Within the spectrum of assessed approaches, the NCM-DOA-SVM method consistently maintained superior classification accuracy. This enhanced performance is resulted due to the effective combination of NCM clustering, the DOA, and the SVM. This approach is convenient for handling unclear, overlapping and uncertain segments within the data and this quality is key for classifying complicated data sets. On the other hand, the DOA helps with global optimization, so features can be effectively chosen and parameters can be successfully tuned. Finally, the SVM provides good performance in the final classification stage. The integration of all three methods together creates a better and more efficient results than if only two are used, such as DOA or DOA-SVM.

In this neutrosophic logic visualization (see Figure 4), the T/I/F membership framework provides significant advantages for our database. Specifically, Truth membership (T) highlights robust and well-defined clusters at the core of the dataset, while Indeterminacy membership (I) captures transitional and boundary regions–effectively representing ambiguous cases that are often misclassified by traditional methods. Falsity membership (F) excels at identifying outliers, enhancing data integrity by revealing non-conforming patterns that may compromise analysis. The integrated T/I/F analysis enables a comprehensive and nuanced characterization of uncertainty, offering deeper insights and improved decision-making accuracy over conventional single-value approaches, thus establishing neutrosophic logic as a superior tool for extracting actionable information from uncertain databases.

In this work, we propose a CLFP recognition system based on the DOA with 3,902.533 processing seconds and 91.0% classification accuracy. Additionally, we combine the DOA and the SVM algorithms to propose a new hybrid algorithm. By suggesting a new fitness function based on the SVM algorithm that depends on dolphin values rather than the original parameters (G, ϵ, A), the combination aims to improve classification accuracy. This method took 5,039.768 s to process and had a classification accuracy of 94.07%. In order to further increase classification accuracy, we also suggest another hybrid algorithm that combines the DOA-SVM and the FCM algorithm. In comparison to both the DOA and the DOA-SVM algorithm, this algorithm efficiently handles ambiguous and imprecise data, resulting in a more accurate identification system and attaining classification accuracy of 96.03% with a processing time of 1,684.920 s. We suggest combining NCM with DOA-SVM in place of FCM. This results in a higher classification accuracy of 98.0% at a processing time of 1,352.024 s. The NCM-DOA-SVM outperforms other methods for CLFP images.

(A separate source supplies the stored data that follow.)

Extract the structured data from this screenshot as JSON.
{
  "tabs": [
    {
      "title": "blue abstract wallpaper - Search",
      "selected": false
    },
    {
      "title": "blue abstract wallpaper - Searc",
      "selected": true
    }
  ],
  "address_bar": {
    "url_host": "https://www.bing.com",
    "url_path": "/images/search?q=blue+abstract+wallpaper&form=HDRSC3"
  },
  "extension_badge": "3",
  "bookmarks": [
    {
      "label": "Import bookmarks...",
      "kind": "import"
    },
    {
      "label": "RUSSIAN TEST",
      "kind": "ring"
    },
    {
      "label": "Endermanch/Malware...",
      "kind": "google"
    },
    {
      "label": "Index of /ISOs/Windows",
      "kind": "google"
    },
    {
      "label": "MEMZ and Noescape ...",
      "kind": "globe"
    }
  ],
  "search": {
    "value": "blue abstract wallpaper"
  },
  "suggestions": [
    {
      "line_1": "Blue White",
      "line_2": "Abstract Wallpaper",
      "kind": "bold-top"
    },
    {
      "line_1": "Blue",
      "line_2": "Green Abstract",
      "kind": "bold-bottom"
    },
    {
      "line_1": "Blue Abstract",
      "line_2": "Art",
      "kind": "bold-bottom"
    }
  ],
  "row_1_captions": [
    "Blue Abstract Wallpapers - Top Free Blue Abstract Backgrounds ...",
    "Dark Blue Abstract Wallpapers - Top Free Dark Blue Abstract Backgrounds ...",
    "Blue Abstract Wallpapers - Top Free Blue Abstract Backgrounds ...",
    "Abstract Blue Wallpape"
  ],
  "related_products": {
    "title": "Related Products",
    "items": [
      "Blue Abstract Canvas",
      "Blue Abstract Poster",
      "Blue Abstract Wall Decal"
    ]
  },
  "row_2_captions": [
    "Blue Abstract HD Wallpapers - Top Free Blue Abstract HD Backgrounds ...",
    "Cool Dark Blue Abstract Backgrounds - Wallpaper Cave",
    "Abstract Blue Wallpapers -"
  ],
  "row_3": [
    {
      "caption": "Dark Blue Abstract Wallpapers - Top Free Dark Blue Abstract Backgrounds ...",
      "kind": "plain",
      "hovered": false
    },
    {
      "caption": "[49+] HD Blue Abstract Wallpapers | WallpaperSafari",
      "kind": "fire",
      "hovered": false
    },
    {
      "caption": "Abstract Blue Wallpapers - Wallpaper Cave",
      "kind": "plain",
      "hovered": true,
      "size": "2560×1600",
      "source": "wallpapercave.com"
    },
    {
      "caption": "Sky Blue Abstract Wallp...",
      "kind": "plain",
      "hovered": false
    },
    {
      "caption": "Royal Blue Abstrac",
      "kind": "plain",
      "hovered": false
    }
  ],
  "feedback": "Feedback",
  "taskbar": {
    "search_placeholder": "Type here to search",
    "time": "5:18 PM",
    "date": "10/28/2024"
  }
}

The comparative evaluation of bio-inspired optimization algorithms (see Table 10) reveals that DOA-SVM achieves the highest classification accuracy of 89.69% with the lowest standard deviation (±0.0132), demonstrating superior performance consistency compared to other metaheuristic approaches. While all bio-inspired methods substantially outperform the baseline SVM (88.33%), the computational cost varies significantly, with GA-SVM offering the best time-accuracy trade-off (89.26% in 1,547.74 ss) and PSO-SVM requiring the highest processing time (3,722.63 s) for comparable accuracy. The results validate DOA's effectiveness in hyperparameter optimization for CLFP recognition, though the 588-fold increase in processing time compared to baseline SVM highlights the computational overhead inherent in population-based optimization approaches.